Progress reported in ending veteran homelessness in NH

Ultimate goal is ‘functional zero’
Cathy Kuhn is chair of the Governor’s Interagency Council on Homelessness.

New Hampshire has made significant progress in ending homelessness among U.S. veterans, according to the Governor’s Interagency Council on Homelessness.

The goal of the state’s enhanced efforts is to achieve “functional zero,” a federal benchmark that ensures that veterans who are experiencing homelessness have immediate access to shelter and permanent housing that suits their needs. Achieving that goal means that care is integrated and coordinated across the community and that providers have the resources required to ensure every veteran who is experiencing homelessness and is willing to engage in the program is quickly housed and provided supportive opportunities.

In New Hampshire, most recent data show that homelessness among veterans declined by 16 percent from 2014 to 2015.

According to the U.S. Department of Veterans Affairs National Center on Homeless Veterans, approximately 10 percent of adults in the United States are veterans, yet data from the U.S. Housing and Urban Development suggests that veterans represent up to 15 percent of American’s who are experiencing homelessness.
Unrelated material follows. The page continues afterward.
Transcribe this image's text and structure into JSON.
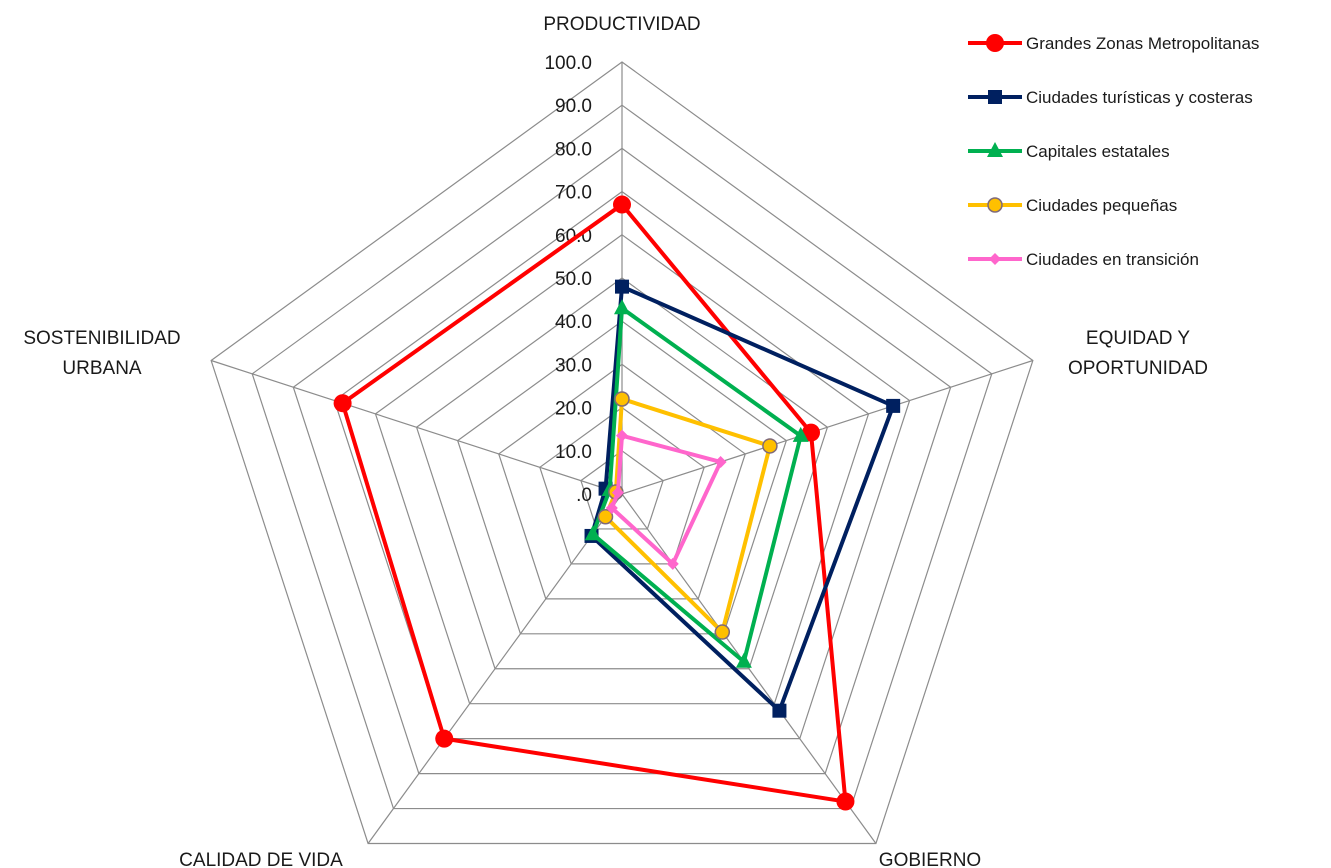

New Hampshire’s efforts aimed at eradicating homelessness among veterans have included a comprehensive strategy to ensure that coordinated and ongoing services and resources are available to veterans. Outreach initiatives and awareness campaigns also have helped in making progress in reducing the numbers, said Cathy Kuhn, chair of the interagency council and director of the NH Coalition to End Homelessness.